# Problems with RT 60



## Guest (Jul 9, 2008)

Hi,

first of all thanks for this great software.
I've noticed some strange effect taking place after adding (additional) bass trapping to a room. The Topt RT-60 sometimes showed longer decay times for the lowest band. This happened under various circumstances in various occasions. RT-20 and RT-30 always looked plausible. I also rans comparisons with different measurement software which did not show this effect.
Is there an explanation for this? 
If you need more information, I'd be happy to provide it.

Greets from Germany


----------



## brucek (Apr 11, 2006)

You'll have to tell us what you mean by "the lowest band"? 

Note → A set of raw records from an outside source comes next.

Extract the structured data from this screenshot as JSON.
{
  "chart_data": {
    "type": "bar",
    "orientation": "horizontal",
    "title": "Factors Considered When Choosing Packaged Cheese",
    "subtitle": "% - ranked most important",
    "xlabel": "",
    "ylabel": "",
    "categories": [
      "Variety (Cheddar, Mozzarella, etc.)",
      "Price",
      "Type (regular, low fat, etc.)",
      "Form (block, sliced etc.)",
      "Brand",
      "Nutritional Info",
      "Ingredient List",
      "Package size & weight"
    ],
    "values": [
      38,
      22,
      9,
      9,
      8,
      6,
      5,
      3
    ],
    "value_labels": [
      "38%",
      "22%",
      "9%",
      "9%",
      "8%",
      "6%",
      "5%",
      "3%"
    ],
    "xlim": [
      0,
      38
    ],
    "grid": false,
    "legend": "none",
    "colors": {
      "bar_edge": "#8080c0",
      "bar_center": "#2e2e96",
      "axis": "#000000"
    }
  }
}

RT60 is somewhat meaningless in the modal region (up to ~ 200Hz). The smaller the room, the higher the frequency that you would ignore. Use waterfall plots at frequencies in the modal range.

brucek


----------



## JohnM (Apr 11, 2006)

Easiest way to see what is happening would be to use the Impulse Response view, select the octave band filter which is giving the odd results, click "calculate RT60" and select the Schroeder integral and regression line for display, then see what happens to the regression line for the different RT60 measures (Topt, T20, T30). However at the lowest frequencies RT60 measurements are not valid except in very large spaces as the underlying assumptions on which the RT60 calculation is based do not apply.


----------